Tony Award-winning producer Elizabeth Ireland McCann dies

NEW YORK (AP) — Tony Award-winning producer Elizabeth Ireland McCann, who helped mount an astounding array of hits on Broadway and in London, including “The Elephant Man,” “Morning’s at Seven,” “Amadeus,” “The Life and Adventures of Nicholas Nickleby” and “Copenhagen,” has died. She was 90.

McCann died of cancer Thursday at Calvary Hospital in the Bronx, according to her longtime associate and friend, Kristen Luciani.

McCann was a managing producer of the Tony Awards telecast for a number of years and won nine Tonys during her career, including for the revivals of “Hair” in 2009 and “A View From the Bridge” in 1998.

McCann had a special relationship with playwright Edward Albee, producing many of his plays, including the Pulitzer Prize-winning “Three Tall Women” in 1994, “The Play About the Baby” in 2000, the Tony Award-winning Broadway production of “The Goat, or Who Is Sylvia?” in 2002 and “Beckett/Albee” in 2003.

Speaking of McCann, Albee told Playbill in 2004: “Every once in a while, a playwright will be lucky enough to run into a producer who is crazy — who is willing to take chances, who feels that a producer’s responsibility is to find work you think really should be seen, to whom financial concern is not the main adventure — the main adventure is trying to get plays on.”

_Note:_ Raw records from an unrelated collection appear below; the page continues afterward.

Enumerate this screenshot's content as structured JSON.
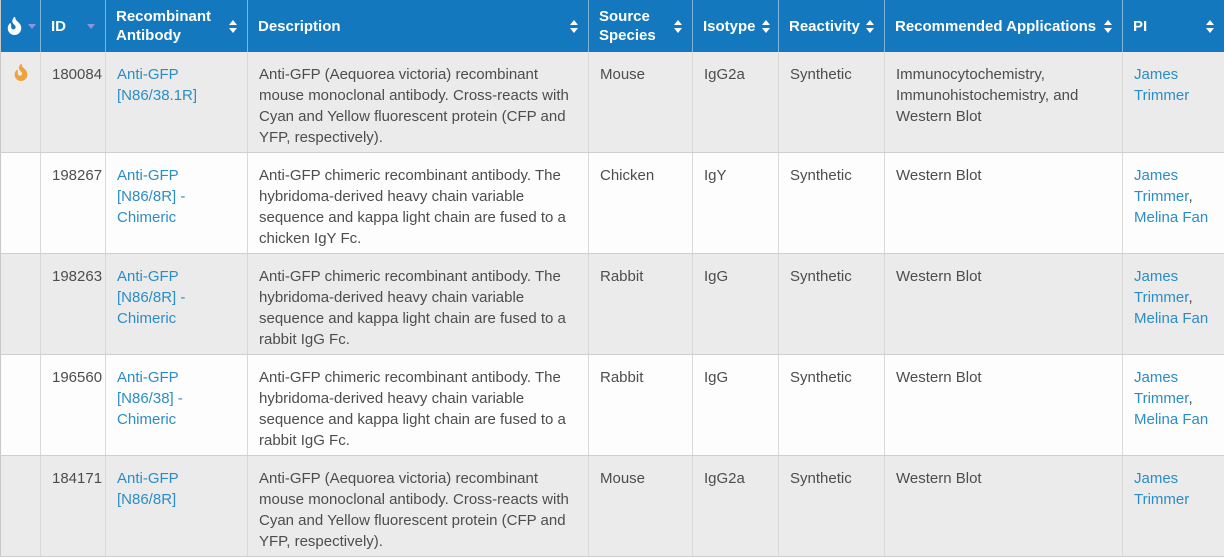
{
  "colors": {
    "header_bg": "#1478be",
    "link": "#2b8dc6",
    "flame": "#efa33c",
    "sorted_arrow": "#8e94dc",
    "row_stripe": "#ebebeb",
    "row_white": "#fdfdfd"
  },
  "table": {
    "columns": [
      {
        "label": "",
        "icon": "fire-icon",
        "sort": "desc"
      },
      {
        "label": "ID",
        "sort": "desc"
      },
      {
        "label": "Recombinant Antibody",
        "sort": "both"
      },
      {
        "label": "Description",
        "sort": "both"
      },
      {
        "label": "Source Species",
        "sort": "both"
      },
      {
        "label": "Isotype",
        "sort": "both"
      },
      {
        "label": "Reactivity",
        "sort": "both"
      },
      {
        "label": "Recommended Applications",
        "sort": "both"
      },
      {
        "label": "PI",
        "sort": "both"
      }
    ],
    "rows": [
      {
        "featured": true,
        "id": "180084",
        "antibody": "Anti-GFP [N86/38.1R]",
        "description": "Anti-GFP (Aequorea victoria) recombinant mouse monoclonal antibody. Cross-reacts with Cyan and Yellow fluorescent protein (CFP and YFP, respectively).",
        "source_species": "Mouse",
        "isotype": "IgG2a",
        "reactivity": "Synthetic",
        "applications": "Immunocytochemistry, Immunohistochemistry, and Western Blot",
        "pi": [
          "James Trimmer"
        ]
      },
      {
        "featured": false,
        "id": "198267",
        "antibody": "Anti-GFP [N86/8R] - Chimeric",
        "description": "Anti-GFP chimeric recombinant antibody. The hybridoma-derived heavy chain variable sequence and kappa light chain are fused to a chicken IgY Fc.",
        "source_species": "Chicken",
        "isotype": "IgY",
        "reactivity": "Synthetic",
        "applications": "Western Blot",
        "pi": [
          "James Trimmer",
          "Melina Fan"
        ]
      },
      {
        "featured": false,
        "id": "198263",
        "antibody": "Anti-GFP [N86/8R] - Chimeric",
        "description": "Anti-GFP chimeric recombinant antibody. The hybridoma-derived heavy chain variable sequence and kappa light chain are fused to a rabbit IgG Fc.",
        "source_species": "Rabbit",
        "isotype": "IgG",
        "reactivity": "Synthetic",
        "applications": "Western Blot",
        "pi": [
          "James Trimmer",
          "Melina Fan"
        ]
      },
      {
        "featured": false,
        "id": "196560",
        "antibody": "Anti-GFP [N86/38] - Chimeric",
        "description": "Anti-GFP chimeric recombinant antibody. The hybridoma-derived heavy chain variable sequence and kappa light chain are fused to a rabbit IgG Fc.",
        "source_species": "Rabbit",
        "isotype": "IgG",
        "reactivity": "Synthetic",
        "applications": "Western Blot",
        "pi": [
          "James Trimmer",
          "Melina Fan"
        ]
      },
      {
        "featured": false,
        "id": "184171",
        "antibody": "Anti-GFP [N86/8R]",
        "description": "Anti-GFP (Aequorea victoria) recombinant mouse monoclonal antibody. Cross-reacts with Cyan and Yellow fluorescent protein (CFP and YFP, respectively).",
        "source_species": "Mouse",
        "isotype": "IgG2a",
        "reactivity": "Synthetic",
        "applications": "Western Blot",
        "pi": [
          "James Trimmer"
        ]
      }
    ]
  }
}
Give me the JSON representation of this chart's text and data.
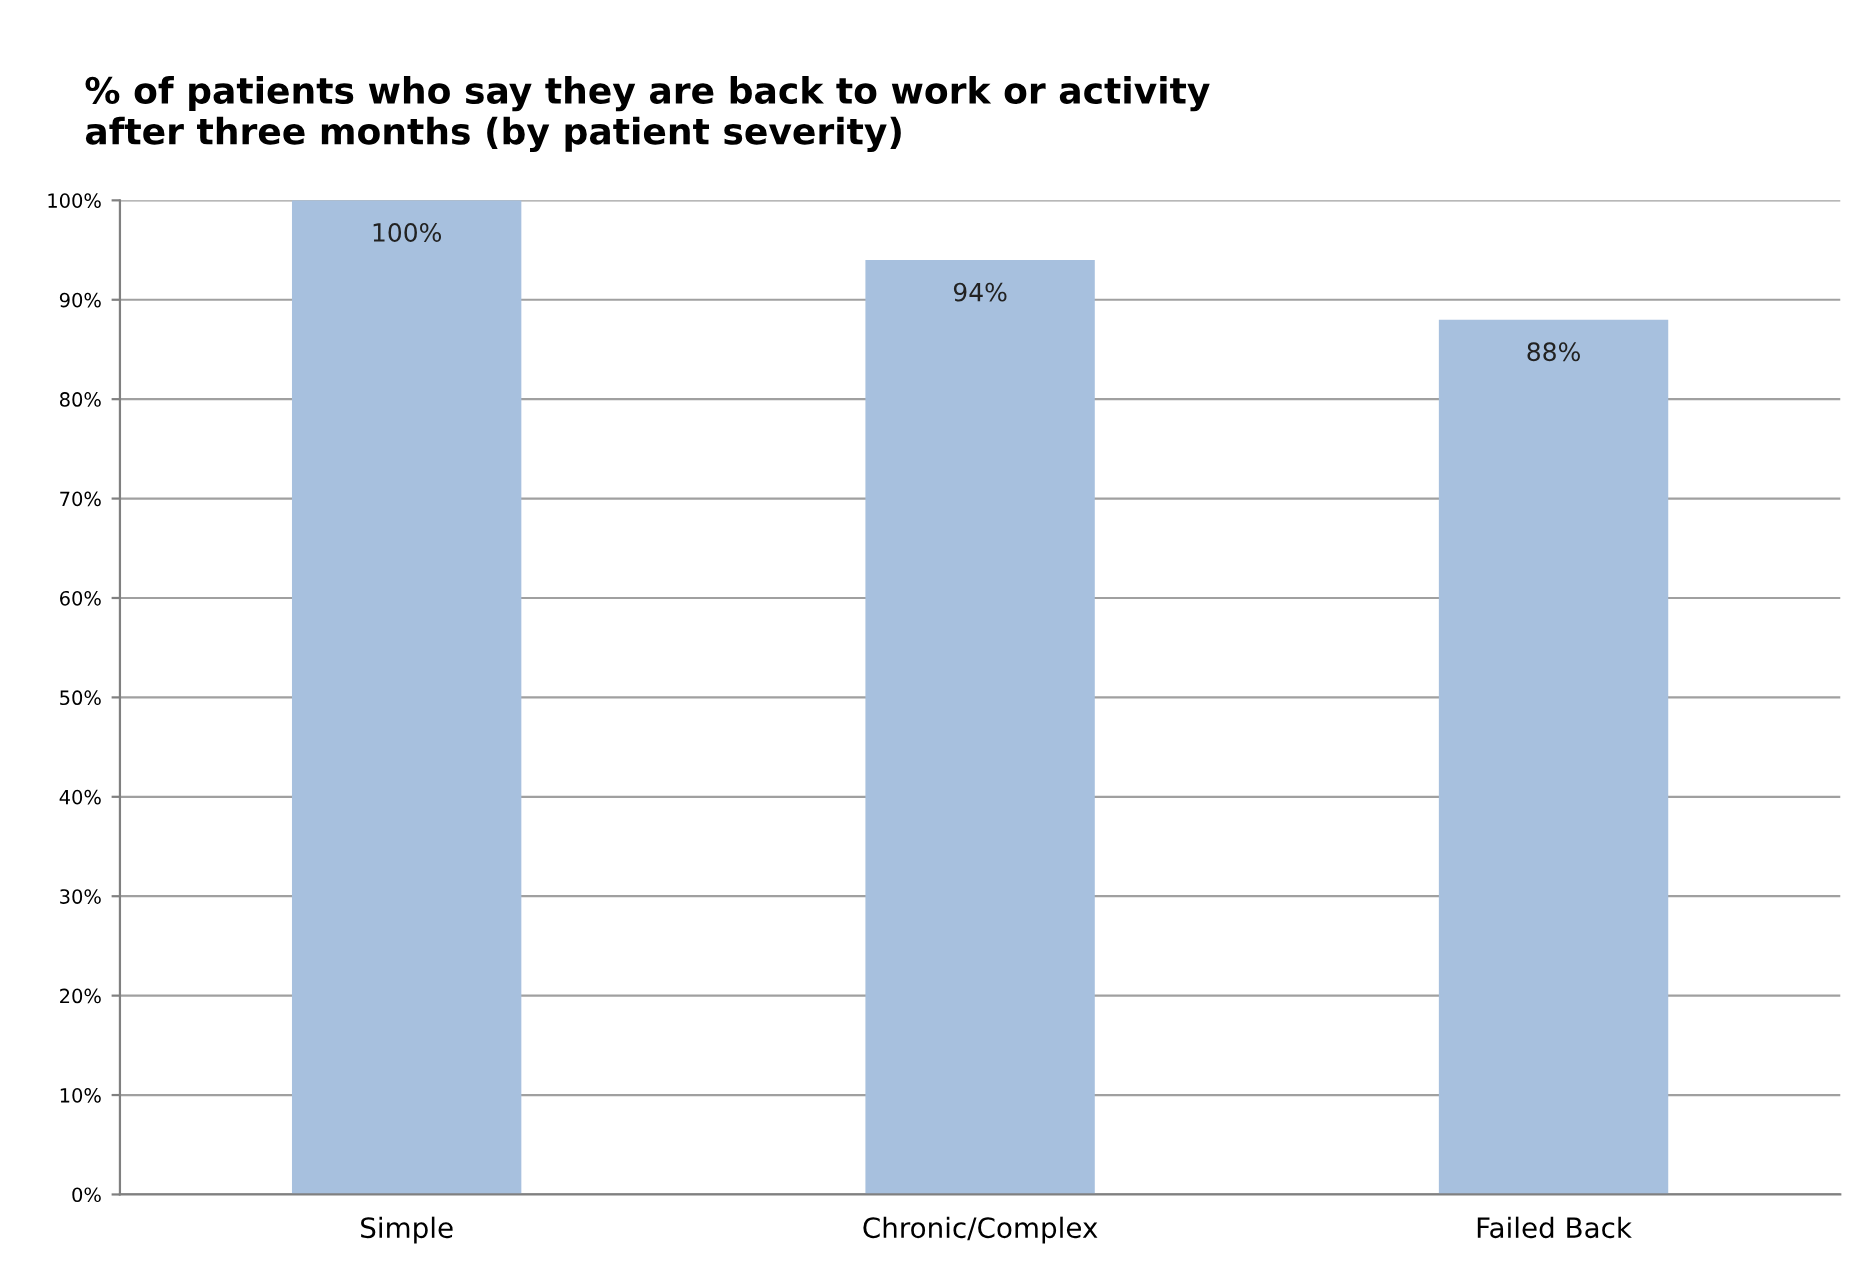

Born in New York less than a mile from Broadway, McCann’s father was a subway motorman and her mother was a housewife. Her love affair with the theater began at age 16, when her cousin took her to her first show, “Cyrano de Bergerac” with José Ferrer.

She acted in plays at Manhattanville College and worked as a production secretary. After earning a law degree at night from Fordham University in 1966 she was hired by Broadway’s theater-owning giant Nederlander Organization as managing director.

There she met Nelle Nugent, and in 1976 they formed a co-producing and co-managing partnership, leading some two dozen shows from the late 1970s to mid-1980s, including Marsha Norman’s “’night Mother” and “The Gin Game” directed by Mike Nichols with Jessica Tandy and Hume Cronyn.

“I’ve always had a theory that theater is all about luck,” she told the Primary Stages Off-Broadway Oral History Project. “When you’re up, better be nervous because you’re about to swing down.”

Some of her later Broadway triumphs were Daniel Radcliffe making his Broadway debut in “Equus,” producing Michael Frayn’s “Copenhagen,” Stew’s “Passing Strange” and a 2010 revival of “Driving Miss Daisy” starring James Earl Jones and Vanessa Redgrave.

She was part of a recent crop of women producers making a difference, like Margo Lion, Nelle Nugent, Robyn Goodman and Daryl Roth. She earned a master’s in English Literature at Columbia.

In 2002, she responded forcefully against New York Post columnist Michael Riedel, who had complained that “The Tonys aren’t about excellence anymore. They’re about ticket sales and hype and publicity.” She wrote a letter stating, “I would argue that the Tonys are indeed about excellence — excellence as of this moment and this year.”

McCann has also produced for TV, including the broadcasts of “Piaf,” “Mornings at Seven” and “Orpheus Descending.”

“Getting ahead in business means having an ability to compromise your conscience, and you get better at it the older you get,” she once told Crain’s New York Business.